We want to focus on the employee, because the people who understand the finer details well are the ones who work on them constantly. And the decisions do not originate in Sweden, it is the other way round: all the teams from a number of countries send their recommendations to Sweden.

M.I.A.: You speak of talent and the ability to hire it. What makes Madrid attractive to Klarna’s management?

D.E.: Where to locate is irrelevant to us as long as we can create a community that grows fast enough. That is why it is important to be in a place with a large talent pool, where there are people who are highly skilled. If instead of Madrid this had been the case in any other city in Spain, we would have opted for it. But Madrid ticked all the boxes.

M.I.A.: Do you have any kind of program in place for employees to go to work from different hubs?

D.E.: We promote mobility so that knowledge flows freely between teams. We always encourage movement, it is part of the culture. We question the status quo and part of that is achieved when you see how things are done elsewhere. How do our colleagues in Germany break down their market barriers? Seeing people who do the same as you, but from other perspectives, is very enriching.

M.I.A.: The announcement of the opening of the Madrid office was made together with the Mayor. How did it come about? Were you already in touch with the City Council?

D.E.: We were in contact with Madrid Futuro when we evaluated various places to open the hub. We spoke with the mayor on several occasions to fully understand his plans in the city. He wanted to fully understand our plans in Klarna. In the end he loved the project we had and asked us to do a joint press release.

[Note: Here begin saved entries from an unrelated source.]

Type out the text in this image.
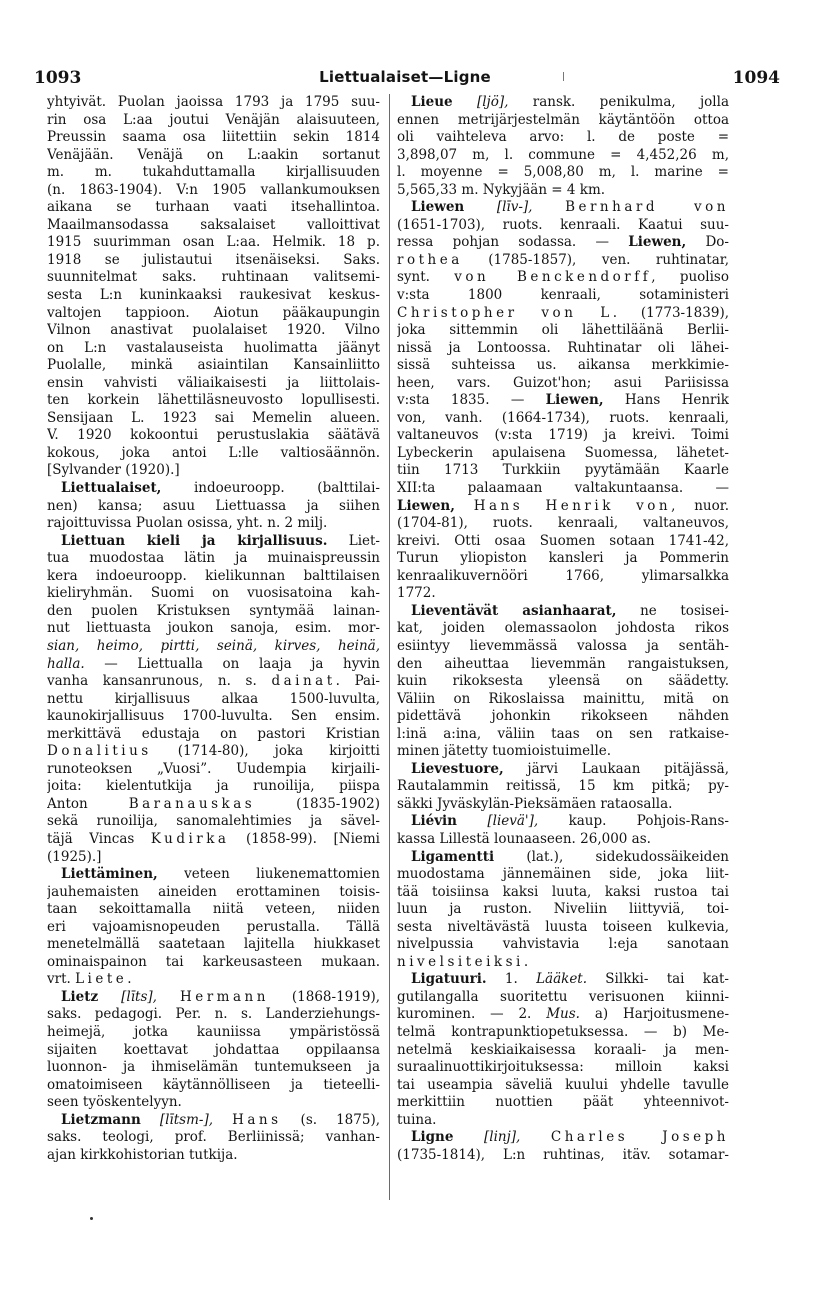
1093	Liettualaiset—Ligne	1094
yhtyivät. Puolan jaoissa 1793 ja 1795 suu-
rin osa L:aa joutui Venäjän alaisuuteen,
Preussin saama osa liitettiin sekin 1814
Venäjään. Venäjä on L:aakin sortanut
m. m. tukahduttamalla kirjallisuuden
(n. 1863-1904). V:n 1905 vallankumouksen
aikana se turhaan vaati itsehallintoa.
Maailmansodassa saksalaiset valloittivat
1915 suurimman osan L:aa. Helmik. 18 p.
1918 se julistautui itsenäiseksi. Saks.
suunnitelmat saks. ruhtinaan valitsemi-
sesta L:n kuninkaaksi raukesivat keskus-
valtojen tappioon. Aiotun pääkaupungin
Vilnon anastivat puolalaiset 1920. Vilno
on L:n vastalauseista huolimatta jäänyt
Puolalle, minkä asiaintilan Kansainliitto
ensin vahvisti väliaikaisesti ja liittolais-
ten korkein lähettiläsneuvosto lopullisesti.
Sensijaan L. 1923 sai Memelin alueen.
V. 1920 kokoontui perustuslakia säätävä
kokous, joka antoi L:lle valtiosäännön.
[Sylvander (1920).]
Liettualaiset, indoeuroopp. (balttilai-
nen) kansa; asuu Liettuassa ja siihen
rajoittuvissa Puolan osissa, yht. n. 2 milj.
Liettuan kieli ja kirjallisuus. Liet-
tua muodostaa lätin ja muinaispreussin
kera indoeuroopp. kielikunnan balttilaisen
kieliryhmän. Suomi on vuosisatoina kah-
den puolen Kristuksen syntymää lainan-
nut liettuasta joukon sanoja, esim. mor-
sian, heimo, pirtti, seinä, kirves, heinä,
halla. — Liettualla on laaja ja hyvin
vanha kansanrunous, n. s. dainat. Pai-
nettu kirjallisuus alkaa 1500-luvulta,
kaunokirjallisuus 1700-luvulta. Sen ensim.
merkittävä edustaja on pastori Kristian
Donalitius (1714-80), joka kirjoitti
runoteoksen „Vuosi”. Uudempia kirjaili-
joita: kielentutkija ja runoilija, piispa
Anton Baranauskas (1835-1902)
sekä runoilija, sanomalehtimies ja sävel-
täjä Vincas Kudirka (1858-99). [Niemi
(1925).]
Liettäminen, veteen liukenemattomien
jauhemaisten aineiden erottaminen toisis-
taan sekoittamalla niitä veteen, niiden
eri vajoamisnopeuden perustalla. Tällä
menetelmällä saatetaan lajitella hiukkaset
ominaispainon tai karkeusasteen mukaan.
vrt. Liete.
Lietz [līts], Hermann (1868-1919),
saks. pedagogi. Per. n. s. Landerziehungs-
heimejä, jotka kauniissa ympäristössä
sijaiten koettavat johdattaa oppilaansa
luonnon- ja ihmiselämän tuntemukseen ja
omatoimiseen käytännölliseen ja tieteelli-
seen työskentelyyn.
Lietzmann [lītsm-], Hans (s. 1875),
saks. teologi, prof. Berliinissä; vanhan-
ajan kirkkohistorian tutkija.
Lieue [ljö], ransk. penikulma, jolla
ennen metrijärjestelmän käytäntöön ottoa
oli vaihteleva arvo: l. de poste =
3,898,07 m, l. commune = 4,452,26 m,
l. moyenne = 5,008,80 m, l. marine =
5,565,33 m. Nykyjään = 4 km.
Liewen [līv-], Bernhard von
(1651-1703), ruots. kenraali. Kaatui suu-
ressa pohjan sodassa. — Liewen, Do-
rothea (1785-1857), ven. ruhtinatar,
synt. von Benckendorff, puoliso
v:sta 1800 kenraali, sotaministeri
Christopher von L. (1773-1839),
joka sittemmin oli lähettiläänä Berlii-
nissä ja Lontoossa. Ruhtinatar oli lähei-
sissä suhteissa us. aikansa merkkimie-
heen, vars. Guizot'hon; asui Pariisissa
v:sta 1835. — Liewen, Hans Henrik
von, vanh. (1664-1734), ruots. kenraali,
valtaneuvos (v:sta 1719) ja kreivi. Toimi
Lybeckerin apulaisena Suomessa, lähetet-
tiin 1713 Turkkiin pyytämään Kaarle
XII:ta palaamaan valtakuntaansa. —
Liewen, Hans Henrik von, nuor.
(1704-81), ruots. kenraali, valtaneuvos,
kreivi. Otti osaa Suomen sotaan 1741-42,
Turun yliopiston kansleri ja Pommerin
kenraalikuvernööri 1766, ylimarsalkka
1772.
Lieventävät asianhaarat, ne tosisei-
kat, joiden olemassaolon johdosta rikos
esiintyy lievemmässä valossa ja sentäh-
den aiheuttaa lievemmän rangaistuksen,
kuin rikoksesta yleensä on säädetty.
Väliin on Rikoslaissa mainittu, mitä on
pidettävä johonkin rikokseen nähden
l:inä a:ina, väliin taas on sen ratkaise-
minen jätetty tuomioistuimelle.
Lievestuore, järvi Laukaan pitäjässä,
Rautalammin reitissä, 15 km pitkä; py-
säkki Jyväskylän-Pieksämäen rataosalla.
Liévin [lievä'], kaup. Pohjois-Rans-
kassa Lillestä lounaaseen. 26,000 as.
Ligamentti (lat.), sidekudossäikeiden
muodostama jännemäinen side, joka liit-
tää toisiinsa kaksi luuta, kaksi rustoa tai
luun ja ruston. Niveliin liittyviä, toi-
sesta niveltävästä luusta toiseen kulkevia,
nivelpussia vahvistavia l:eja sanotaan
nivelsiteiksi.
Ligatuuri. 1. Lääket. Silkki- tai kat-
gutilangalla suoritettu verisuonen kiinni-
kurominen. — 2. Mus. a) Harjoitusmene-
telmä kontrapunktiopetuksessa. — b) Me-
netelmä keskiaikaisessa koraali- ja men-
suraalinuottikirjoituksessa: milloin kaksi
tai useampia säveliä kuului yhdelle tavulle
merkittiin nuottien päät yhteennivot-
tuina.
Ligne [linj], Charles Joseph
(1735-1814), L:n ruhtinas, itäv. sotamar-
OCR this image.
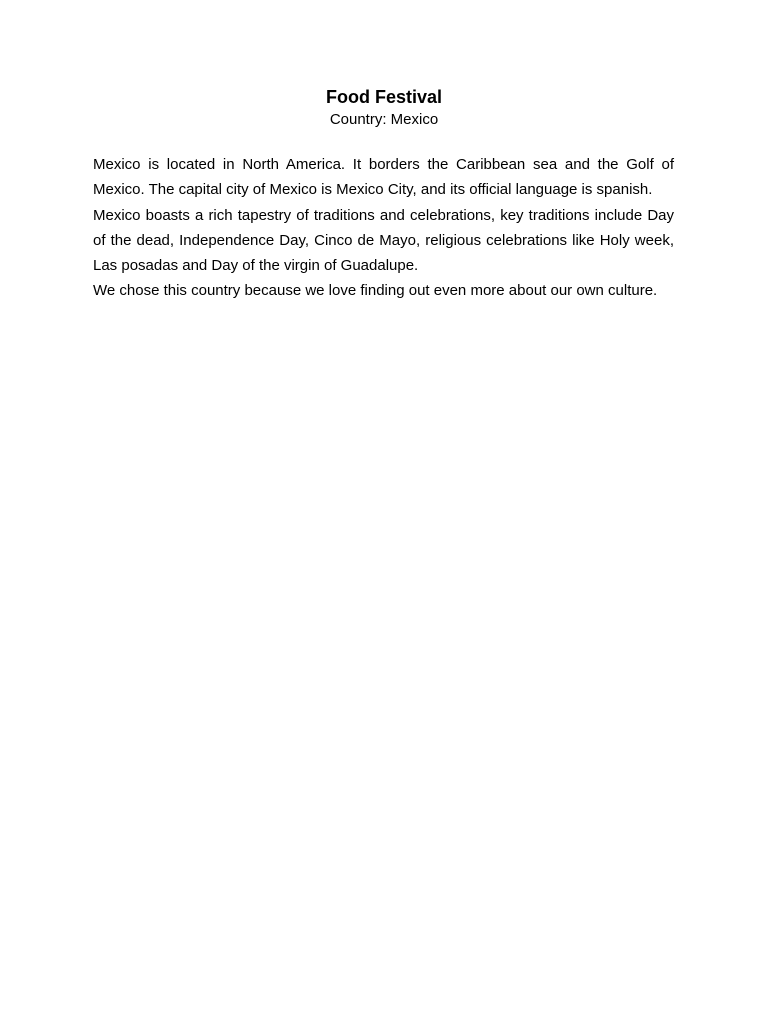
Food Festival
Country: Mexico

Mexico is located in North America. It borders the Caribbean sea and the Golf of Mexico. The capital city of Mexico is Mexico City, and its official language is spanish.

Mexico boasts a rich tapestry of traditions and celebrations, key traditions include Day of the dead, Independence Day, Cinco de Mayo, religious celebrations like Holy week, Las posadas and Day of the virgin of Guadalupe.

We chose this country because we love finding out even more about our own culture.
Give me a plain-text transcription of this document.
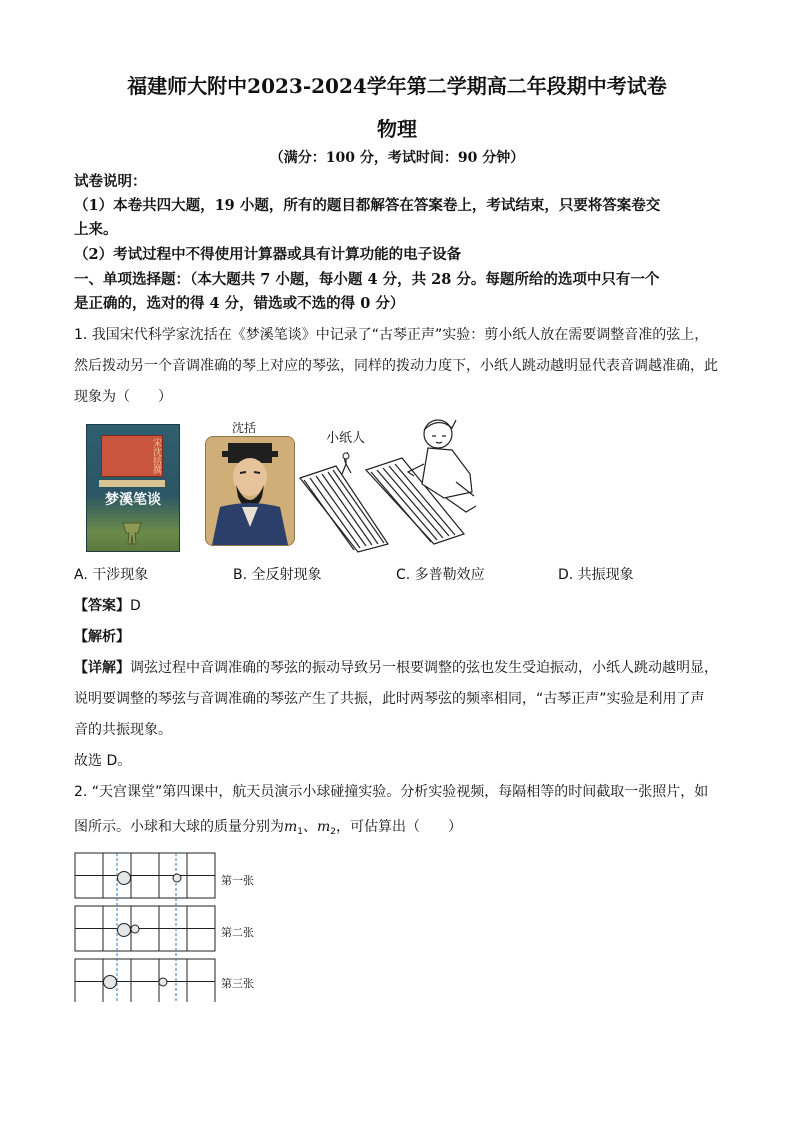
福建师大附中2023-2024学年第二学期高二年段期中考试卷
物理
（满分：100 分，考试时间：90 分钟）
试卷说明：
（1）本卷共四大题，19 小题，所有的题目都解答在答案卷上，考试结束，只要将答案卷交
上来。
（2）考试过程中不得使用计算器或具有计算功能的电子设备
一、单项选择题：（本大题共 7 小题，每小题 4 分，共 28 分。每题所给的选项中只有一个
是正确的，选对的得 4 分，错选或不选的得 0 分）
1. 我国宋代科学家沈括在《梦溪笔谈》中记录了“古琴正声”实验：剪小纸人放在需要调整音准的弦上，
然后拨动另一个音调准确的琴上对应的琴弦，同样的拨动力度下，小纸人跳动越明显代表音调越准确，此
现象为（　　）
宋沈括撰
梦溪笔谈
沈括
小纸人
A. 干涉现象	B. 全反射现象	C. 多普勒效应	D. 共振现象
【答案】D
【解析】
【详解】调弦过程中音调准确的琴弦的振动导致另一根要调整的弦也发生受迫振动，小纸人跳动越明显，
说明要调整的琴弦与音调准确的琴弦产生了共振，此时两琴弦的频率相同，“古琴正声”实验是利用了声
音的共振现象。
故选 D。
2. “天宫课堂”第四课中，航天员演示小球碰撞实验。分析实验视频，每隔相等的时间截取一张照片，如
图所示。小球和大球的质量分别为$m_1$、$m_2$，可估算出（　　）
第一张
第二张
第三张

Attracting talent is a high priority for any city mayor. They are trying to make Madrid a place where national companies can prosper, where there is a breeding ground for startups to flourish but also a place where companies come seeking to grow or to find top-notch talent.

M.I.A.: How has the City Council helped you?

D.E.: Madrid Futuro is helping us to get in touch with universities. It is a quick way to reach talent, especially young people. They have put us in contact with companies that will help us find qualified professionals, because we do almost everything internally. In the future, surely, the events organized by the mayor’s office could be interesting for the promotion of Klarna. So that we are known not only from the user’s point of view, but also as a company people want to work for.